En Chine et en Corée, les autorités ont, d’après les médias, vaporisé une solution diluée d’eau de Javel. Un déploiement bien impressionnant et possiblement rassurant pour la population, mais que même des experts chinois ont condamné. En résumé, procéder de cette manière est à peu près inutile, très inefficace, potentiellement toxique, et dangereux dans le contexte actuel. Inutile, puisque les probabilités d’attraper le virus dans l’environnement extérieur sont très minces, au-delà de la distance de 2 mètres à respecter vis-à-vis des autres personnes. Inefficace, car la vaporisation dans l’air n’est pas un bon moyen de désinfecter les surfaces : une bonne partie de la solution vaporisée s’évapore dans l’air et, pour nettoyer quelque chose, rien ne vaut le frottage. Toxique, car rejeter des quantités massives d’eau de Javel dans l’environnement peut avoir bien des impacts, sur le milieu naturel mais aussi sur la qualité de l’eau (au passage, le virus ne se propage pas par l’eau). Dangereux, surtout, car cela mobiliserait des équipements de protection à haut risque de pénurie, qu’on doit avant tout réserver au réseau de la santé où la charge virale est en certains endroits infiniment plus élevée que sur du mobilier urbain extérieur, et les risques de contamination beaucoup plus élevés. Sans équipements de protection, les travailleurs chargés du nettoyage extérieur s’exposeraient à des risques élevés de maladies respiratoires, et à de possibles intoxications. Quand bien même on croulerait sous le matériel de protection, il n’est pas dit que faire parcourir la ville à des travailleurs pour aller s’équiper et désinfecter du mobilier urbain serait au final plus bénéfique que de leur permettre de rester chez eux. 

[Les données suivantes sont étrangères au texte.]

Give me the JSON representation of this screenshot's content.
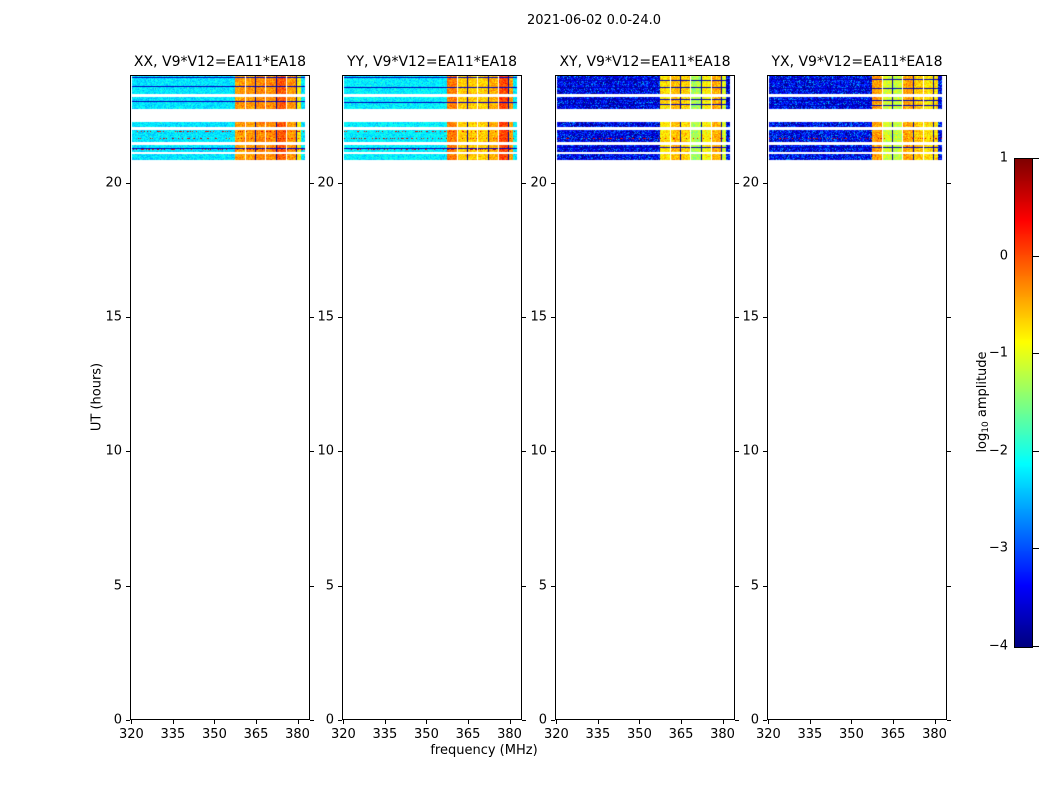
{
  "chart_data": {
    "type": "heatmap",
    "title": "2021-06-02 0.0-24.0",
    "xlabel": "frequency (MHz)",
    "ylabel": "UT (hours)",
    "xlim": [
      319.5,
      384.5
    ],
    "ylim": [
      0,
      24
    ],
    "xticks": [
      320,
      335,
      350,
      365,
      380
    ],
    "yticks": [
      0,
      5,
      10,
      15,
      20
    ],
    "grid": false,
    "data_freq_range": [
      320.0,
      383.0
    ],
    "data_time_range": [
      20.85,
      24.0
    ],
    "bands": [
      [
        24.0,
        23.34
      ],
      [
        23.22,
        22.78
      ],
      [
        22.3,
        22.1
      ],
      [
        21.99,
        21.55
      ],
      [
        21.44,
        21.18
      ],
      [
        21.1,
        20.85
      ]
    ],
    "hot_region": {
      "f_start": 357.5,
      "f_end": 381.5
    },
    "hot_block_edges": [
      357.5,
      361.2,
      364.9,
      368.6,
      372.3,
      376.0,
      379.7,
      381.5
    ],
    "panels": [
      {
        "pol": "XX",
        "title": "XX, V9*V12=EA11*EA18",
        "base_amp": -2.25,
        "base_noise": 0.3,
        "hot_amp": -0.45,
        "hot_noise": 0.3,
        "dark_lines": [
          23.97,
          23.63,
          23.05,
          21.3
        ],
        "red_lines": [
          21.95,
          21.69,
          21.28
        ],
        "seed": 11
      },
      {
        "pol": "YY",
        "title": "YY, V9*V12=EA11*EA18",
        "base_amp": -2.2,
        "base_noise": 0.3,
        "hot_amp": -0.4,
        "hot_noise": 0.3,
        "dark_lines": [
          23.97,
          23.6,
          23.02,
          21.3
        ],
        "red_lines": [
          21.95,
          21.69,
          21.28
        ],
        "seed": 22
      },
      {
        "pol": "XY",
        "title": "XY, V9*V12=EA11*EA18",
        "base_amp": -3.45,
        "base_noise": 0.9,
        "hot_amp": -0.85,
        "hot_noise": 0.35,
        "dark_lines": [
          23.85,
          23.6,
          23.15,
          22.95,
          21.35
        ],
        "red_lines": [
          21.7
        ],
        "seed": 33
      },
      {
        "pol": "YX",
        "title": "YX, V9*V12=EA11*EA18",
        "base_amp": -3.4,
        "base_noise": 0.9,
        "hot_amp": -0.8,
        "hot_noise": 0.35,
        "dark_lines": [
          23.9,
          23.55,
          23.1,
          22.9,
          21.35
        ],
        "red_lines": [
          21.7
        ],
        "seed": 44
      }
    ],
    "colorbar": {
      "label_prefix": "log",
      "label_sub": "10",
      "label_suffix": " amplitude",
      "ticks": [
        1,
        0,
        -1,
        -2,
        -3,
        -4
      ],
      "vmin": -4,
      "vmax": 1,
      "colormap": "jet"
    }
  }
}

L’Agence de santé publique du Canada a mis à jour le 23 mars ses consignes de nettoyage et désinfection des espaces publics. Ses recommandations visent les lieux intérieurs ainsi que les poignées de porte sur lesquelles beaucoup de gens déposent leurs mains au même endroit. Plusieurs villes ont aussi décidé d’elles-mêmes de condamner des bancs publics, en plus des terrains de jeux qui, eux, constituent un risque beaucoup plus élevé car ils sont faits pour être touchés et favorisent les contacts étroits.

Là où les bancs sont encore utilisables, rien ne vous empêche, si vous voulez vous y asseoir, d’y passer avant un linge avec du nettoyant ménager ou une lingette imbibée (à condition de ne pas la jeter par terre après!), ou de laver vos vêtements en rentrant si vous voulez minimiser vos risques. Évitez d’y mettre vos mains, tout comme sur les rambardes des escaliers, sauf dans des situations périlleuses (vous n’avez pas besoin de vous blesser en tombant ces jours-ci!). Mais surtout, la consigne numéro un reste inchangée : quoi que vous fassiez, lavez-vous les mains régulièrement.